To report a case of Strongyloides stercoralis infection in a 73-year-old female patient, emphasizing the diagnostic challenges and clinical implications of corticosteroid-induced hyperinfection syndrome.
Approach:
Case Description: A 73-year-old female with a 30-year history of bronchial asthma developed severe hyperinfection syndrome after corticosteroid therapy, initially presenting with cutaneous petechiae and pruritus, followed by gastrointestinal distress.
Diagnostic Process: Diagnosis was confirmed through detection of S. stercoralis in multiple body fluid specimens after initial misdiagnosis and treatment for allergic purpura and fungal infection.
Treatment and Recovery: After discontinuation of corticosteroids and initiation of albendazole, the patient gradually recovered.
Key Findings:
Initial symptoms of S. stercoralis infection can mimic other conditions, leading to diagnostic delays.
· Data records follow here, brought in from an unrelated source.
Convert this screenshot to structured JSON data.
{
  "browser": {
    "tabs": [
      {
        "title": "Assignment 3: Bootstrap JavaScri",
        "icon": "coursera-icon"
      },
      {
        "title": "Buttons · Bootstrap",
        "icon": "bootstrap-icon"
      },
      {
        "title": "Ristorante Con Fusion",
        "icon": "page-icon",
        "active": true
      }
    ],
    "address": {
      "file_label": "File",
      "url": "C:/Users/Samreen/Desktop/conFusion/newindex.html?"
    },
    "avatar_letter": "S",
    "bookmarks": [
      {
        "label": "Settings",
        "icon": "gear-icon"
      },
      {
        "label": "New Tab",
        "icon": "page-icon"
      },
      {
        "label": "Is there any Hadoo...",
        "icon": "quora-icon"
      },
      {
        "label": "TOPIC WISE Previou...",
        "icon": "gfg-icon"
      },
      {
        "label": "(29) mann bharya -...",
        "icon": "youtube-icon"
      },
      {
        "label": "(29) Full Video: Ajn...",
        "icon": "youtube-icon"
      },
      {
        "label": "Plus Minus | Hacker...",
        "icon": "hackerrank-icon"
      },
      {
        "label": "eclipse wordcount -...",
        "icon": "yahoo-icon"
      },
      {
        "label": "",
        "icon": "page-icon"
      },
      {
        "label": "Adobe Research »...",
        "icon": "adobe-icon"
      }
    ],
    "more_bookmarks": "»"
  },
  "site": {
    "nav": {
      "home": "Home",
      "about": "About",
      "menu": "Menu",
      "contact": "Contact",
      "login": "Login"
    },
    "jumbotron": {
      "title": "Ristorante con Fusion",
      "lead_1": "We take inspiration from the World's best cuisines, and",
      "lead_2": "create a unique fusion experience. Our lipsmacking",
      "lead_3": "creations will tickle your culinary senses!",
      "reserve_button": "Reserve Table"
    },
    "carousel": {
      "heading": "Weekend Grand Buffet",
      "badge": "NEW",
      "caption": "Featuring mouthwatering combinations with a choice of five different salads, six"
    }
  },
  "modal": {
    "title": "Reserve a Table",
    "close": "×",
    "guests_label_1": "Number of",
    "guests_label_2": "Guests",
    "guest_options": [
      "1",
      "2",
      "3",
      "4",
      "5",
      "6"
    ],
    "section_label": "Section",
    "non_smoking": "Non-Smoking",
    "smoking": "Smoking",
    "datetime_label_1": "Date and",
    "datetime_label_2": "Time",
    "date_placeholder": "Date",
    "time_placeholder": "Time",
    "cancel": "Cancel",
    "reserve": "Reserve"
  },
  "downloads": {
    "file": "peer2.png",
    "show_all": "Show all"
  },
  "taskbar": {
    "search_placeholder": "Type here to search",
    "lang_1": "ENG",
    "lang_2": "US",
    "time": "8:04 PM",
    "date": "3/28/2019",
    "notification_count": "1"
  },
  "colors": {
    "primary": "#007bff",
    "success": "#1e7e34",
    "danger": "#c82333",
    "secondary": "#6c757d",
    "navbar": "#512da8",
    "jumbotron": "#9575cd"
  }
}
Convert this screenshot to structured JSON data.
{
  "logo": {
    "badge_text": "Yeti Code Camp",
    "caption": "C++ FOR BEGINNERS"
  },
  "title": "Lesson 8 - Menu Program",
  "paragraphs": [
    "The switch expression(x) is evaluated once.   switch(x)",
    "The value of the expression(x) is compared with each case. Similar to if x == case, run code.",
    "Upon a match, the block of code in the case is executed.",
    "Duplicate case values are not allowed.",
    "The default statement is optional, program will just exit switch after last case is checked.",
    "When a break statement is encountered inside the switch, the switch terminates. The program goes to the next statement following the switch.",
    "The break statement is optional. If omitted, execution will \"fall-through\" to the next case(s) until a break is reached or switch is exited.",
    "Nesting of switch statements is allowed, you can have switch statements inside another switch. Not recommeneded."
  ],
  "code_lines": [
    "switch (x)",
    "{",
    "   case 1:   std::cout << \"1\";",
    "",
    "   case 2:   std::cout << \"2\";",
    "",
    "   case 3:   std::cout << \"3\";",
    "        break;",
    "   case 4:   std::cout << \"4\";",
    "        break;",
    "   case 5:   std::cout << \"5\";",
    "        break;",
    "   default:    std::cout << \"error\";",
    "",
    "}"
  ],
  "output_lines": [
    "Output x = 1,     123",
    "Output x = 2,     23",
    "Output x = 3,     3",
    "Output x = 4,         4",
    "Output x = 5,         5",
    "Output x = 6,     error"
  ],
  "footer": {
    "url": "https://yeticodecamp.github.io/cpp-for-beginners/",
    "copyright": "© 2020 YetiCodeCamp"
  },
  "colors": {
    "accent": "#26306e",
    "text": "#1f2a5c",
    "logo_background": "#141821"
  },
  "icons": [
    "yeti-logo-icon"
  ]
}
Corticosteroid therapy can precipitate hyperinfection syndrome in immunocompromised patients.
Timely discontinuation of immunosuppressive therapy is critical for favorable outcomes.
Interpretation:
The case illustrates the importance of screening for chronic strongyloidiasis in at-risk patients prior to initiating corticosteroid therapy.
Limitations:
The case is a single patient report, limiting generalizability to broader populations.
Diagnostic challenges may differ based on individual patient circumstances.
Conclusion:
Prompt recognition and treatment of disseminated strongyloidiasis are essential to prevent severe outcomes in patients with undiagnosed chronic infections.